Thomas Struth

Galerie Max Hetzler

When photographed by Thomas Struth, sunflowers, yarrow, mallow, lilies, and delphinium express something very strange. In lieu of traditional interpretations of the flower—the rose as equivalent to love or the blood of Christ, the tulip as symbol of inflexibility, and the violet as evocative of youth and modesty—Struth’s flower photographs realistically capture the generative growth cycle of a plant. Unlike Robert Mapplethorpe’s photographs of flowers, these are never sexualized, rather, they seem undisturbed, peaceful, modest. Wherein, then, lies their attraction?

One could speculate that it lies in their therapeutic value, since they were all commissioned by a hospital in Winterthur, Switzerland for 32 patient rooms. Struth decided to photograph landscapes or flowers and plants that function as a unity. Oddly enough, except for those of the flowers and plants, his photographs were very popular with the patients. Therefore, their appeal cannot be mainly therapeutic. On the contrary, it stems from the photograph itself: primarily from its form and style, rhythm, and composition, all of which transcend simple ideological, sociological, or philosophical interpretations. Certainly, as the “photographer of the built world” as the revealer of “unconscious places” (according to Ulrich Loock), Struth always had a key to reality in his earlier works. But somehow, it never got beyond this—his work remained a real, experiential model.

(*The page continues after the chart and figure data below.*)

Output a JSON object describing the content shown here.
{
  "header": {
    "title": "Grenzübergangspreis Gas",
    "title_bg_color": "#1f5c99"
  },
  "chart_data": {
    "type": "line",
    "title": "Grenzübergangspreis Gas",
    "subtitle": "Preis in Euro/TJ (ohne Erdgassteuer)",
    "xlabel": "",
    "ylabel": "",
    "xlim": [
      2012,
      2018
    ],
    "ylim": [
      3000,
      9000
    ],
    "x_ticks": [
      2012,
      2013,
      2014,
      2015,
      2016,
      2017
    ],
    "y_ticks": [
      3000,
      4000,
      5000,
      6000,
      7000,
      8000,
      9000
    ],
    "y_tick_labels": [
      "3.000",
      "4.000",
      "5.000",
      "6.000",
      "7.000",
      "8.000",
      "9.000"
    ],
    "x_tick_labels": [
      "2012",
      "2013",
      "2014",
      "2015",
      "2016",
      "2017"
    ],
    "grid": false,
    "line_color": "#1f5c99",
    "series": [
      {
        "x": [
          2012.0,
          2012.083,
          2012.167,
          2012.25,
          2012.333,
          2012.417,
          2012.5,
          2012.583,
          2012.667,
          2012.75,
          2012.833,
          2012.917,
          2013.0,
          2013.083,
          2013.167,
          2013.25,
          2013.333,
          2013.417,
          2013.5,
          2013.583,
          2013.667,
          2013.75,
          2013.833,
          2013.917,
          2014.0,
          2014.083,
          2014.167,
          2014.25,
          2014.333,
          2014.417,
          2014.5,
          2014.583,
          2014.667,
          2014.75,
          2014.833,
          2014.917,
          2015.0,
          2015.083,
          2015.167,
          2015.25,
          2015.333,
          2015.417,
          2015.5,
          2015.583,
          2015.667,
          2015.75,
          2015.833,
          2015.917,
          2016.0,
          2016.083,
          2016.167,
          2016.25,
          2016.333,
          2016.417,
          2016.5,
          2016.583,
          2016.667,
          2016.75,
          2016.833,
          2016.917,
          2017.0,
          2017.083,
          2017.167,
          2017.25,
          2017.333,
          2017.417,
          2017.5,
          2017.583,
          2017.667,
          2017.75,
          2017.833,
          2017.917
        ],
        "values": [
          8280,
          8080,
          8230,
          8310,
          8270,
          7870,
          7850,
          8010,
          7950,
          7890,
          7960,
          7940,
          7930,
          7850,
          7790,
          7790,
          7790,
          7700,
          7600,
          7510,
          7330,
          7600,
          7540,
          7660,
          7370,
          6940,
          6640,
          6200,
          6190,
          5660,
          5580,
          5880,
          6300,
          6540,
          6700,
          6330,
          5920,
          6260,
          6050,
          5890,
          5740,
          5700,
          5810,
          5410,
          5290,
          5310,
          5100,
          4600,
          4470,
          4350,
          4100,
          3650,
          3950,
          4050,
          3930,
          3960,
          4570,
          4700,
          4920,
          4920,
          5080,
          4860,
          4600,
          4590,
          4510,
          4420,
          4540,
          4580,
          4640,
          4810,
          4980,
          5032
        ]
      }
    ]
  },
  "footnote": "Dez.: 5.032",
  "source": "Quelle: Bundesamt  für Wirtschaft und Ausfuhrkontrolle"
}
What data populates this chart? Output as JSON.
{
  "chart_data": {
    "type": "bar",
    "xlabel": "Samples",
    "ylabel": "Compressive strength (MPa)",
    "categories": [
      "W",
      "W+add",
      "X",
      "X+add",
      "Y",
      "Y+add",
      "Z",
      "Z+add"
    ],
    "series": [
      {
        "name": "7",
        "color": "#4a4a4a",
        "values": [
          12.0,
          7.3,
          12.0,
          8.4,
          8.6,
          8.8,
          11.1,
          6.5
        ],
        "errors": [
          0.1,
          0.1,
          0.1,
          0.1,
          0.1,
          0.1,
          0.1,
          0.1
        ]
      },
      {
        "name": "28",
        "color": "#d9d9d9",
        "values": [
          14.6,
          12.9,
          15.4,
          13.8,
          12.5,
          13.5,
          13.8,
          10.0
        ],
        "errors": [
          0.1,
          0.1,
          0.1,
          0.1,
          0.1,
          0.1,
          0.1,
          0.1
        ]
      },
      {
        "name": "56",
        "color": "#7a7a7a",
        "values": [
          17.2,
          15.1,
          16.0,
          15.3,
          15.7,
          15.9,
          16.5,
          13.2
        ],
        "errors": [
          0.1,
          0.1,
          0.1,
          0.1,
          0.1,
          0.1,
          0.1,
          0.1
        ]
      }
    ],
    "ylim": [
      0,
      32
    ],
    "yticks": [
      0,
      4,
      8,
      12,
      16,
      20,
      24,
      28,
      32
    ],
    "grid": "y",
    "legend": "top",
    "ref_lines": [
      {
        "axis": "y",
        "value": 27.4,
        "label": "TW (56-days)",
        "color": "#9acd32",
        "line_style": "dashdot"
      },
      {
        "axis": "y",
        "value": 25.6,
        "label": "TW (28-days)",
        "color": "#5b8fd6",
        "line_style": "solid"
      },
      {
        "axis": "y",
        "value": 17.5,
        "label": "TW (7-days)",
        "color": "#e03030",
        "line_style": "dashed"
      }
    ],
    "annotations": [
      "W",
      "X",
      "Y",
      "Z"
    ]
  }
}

These flower photographs. however, engender a multiplicity of reflections on the part of the viewer. Beginning with the discovery of an order in the artwork, the artist liberates the flower from a dependent existence. In principle, every flower photograph is a portrait. Just like human beings, each flower possesses different characteristics, but individuation for a flower is naturally determined rather than a question of free will. However, one could conclude, both plants and humans share the reality of an existence limited by time and space. The true attraction of these photographs lies in their simple beauty and in their clarity.

Norbert Messler

Translated from the German by Charles V. Miller.